Sunday, September 29, 2013

Music Review: Tony Joe White, 'Hoodoo'



In 1969, Washington D.C.-based Monument Records released Cajun-blues inspired Tony Joe White's first single - "Polk Salad Annie" - a delectable blend of swamp rock and funky Mississippi Delta Blues, that was immediately likable and addictive, and unlike any other Top 40 record of the era. After 9 months of circulation, the single never broke into the popular charts and was deemed a failure and written off by the record company.

Yet requests for the single trickled in from remote Southern U.S. locales, where White had toured, and a few visionary disc jockeys, recognizing the excellence and hit potential of the record, continued to play it. The unlikely hit single that sang of "poke sallet", a food product of the pokeweed plant known to Southern culture, started to nudge up the charts and didn't stop its ascension until it reached #8 on Billboard's Hot 100.

Here's hoping it doesn't take blues music fans as long to find Tony Joe White's new album, Hoodoo (Yep Roc Records), as long as it took record fans to find "Polk Salad Annie". At 70 years old, the songwriter of one of the most beloved blues songs to ever hit the popular charts - "Rainy Night in Georgia" - has released a low-key and stunning guitar driven blues record featuring a low and thumping bass line sure to fondle the beat of your blues hungry heart and shake the beer in your glass.

The blend of instruments - guitars, thumping bass, a touch of harmonica and keyboards - have such an organic and impromptu sound it is no wonder White boasts that much of the record was recorded live to tape on first takes.

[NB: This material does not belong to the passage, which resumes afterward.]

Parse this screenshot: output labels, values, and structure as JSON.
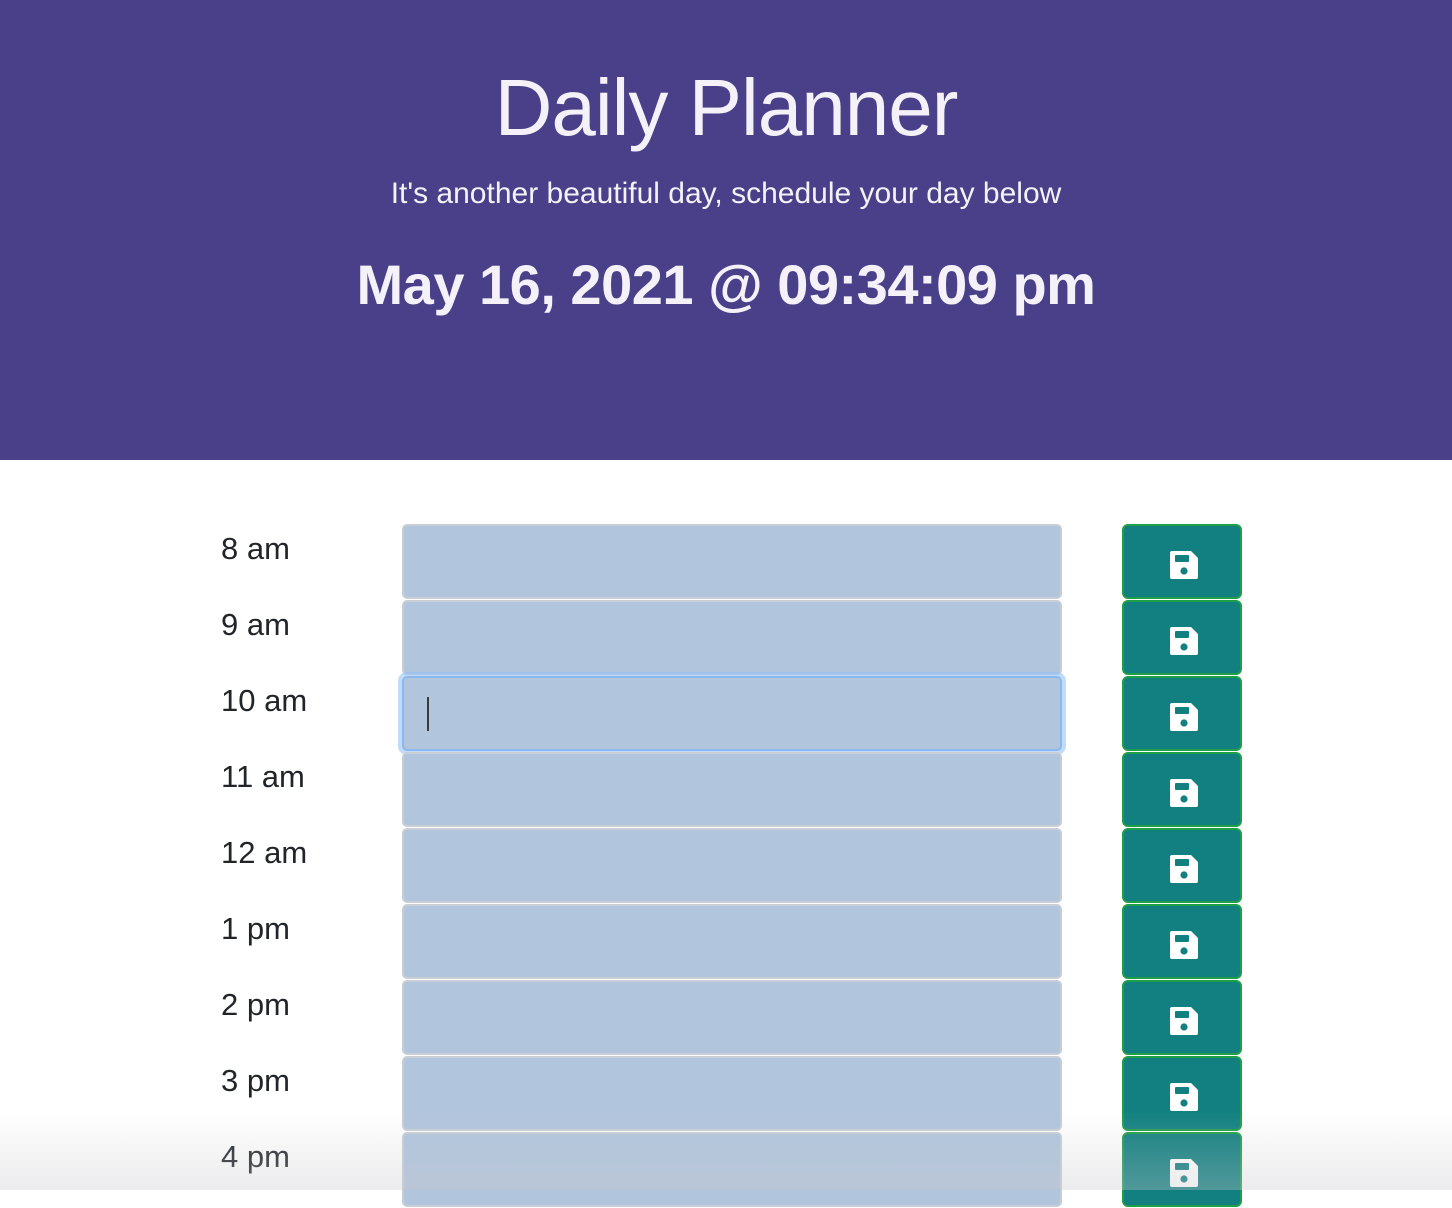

It sounds like a flawless live performance. White's fluid sliding guitars merges seamlessly with Steve Forrest's bottom-feeding bass and Bryan Owen's steady percussion, to create a simple but atmospheric and seductive blues music.

The autobiographical songs of hungry life in the rural South are heartfelt testimonies from a master of Blues philosophy. "Alligator, Mississippi", with its chugging chainsaw guitar, has all the muscle and drive of an alligator wrestling its dinner. "Gypsy Epilogue" fuses the dying embers of a gypsy campfire with a reverberating slide guitar adorning the sentimental philosophy - "can't eavesdrop on the future, can't dance with the past".

The most striking songs are eyewitness accounts of natural disasters so familiar to the people of the deeply southern U.S. The cyclic familial narrative of "Storm's Comin'" invokes a warm bond as White's patriarchal, controlled voice sings with just a measure of desperation - "Kids get up, get your clothes on, storm's comin'". The catastrophic 2010 Nashville floods are documented in "The Flood", where a higher ground vantage point reveals an unrecognizable Nashville with "guitars floating down the river and drum sets washed up on the road". These storm-themed songs come from a voice that has experienced and a respect for the ravages of nature.

Listening to White is like listening to the elder father at the family supper table, who holds you spellbound with tales of storms, lovers and family bonds. He grips the listener in a warm cocoon of fascination while never abandoning a rich and rowdy blues spirit. Hoodoo is a splendid blues album, maybe the best we'll hear all year.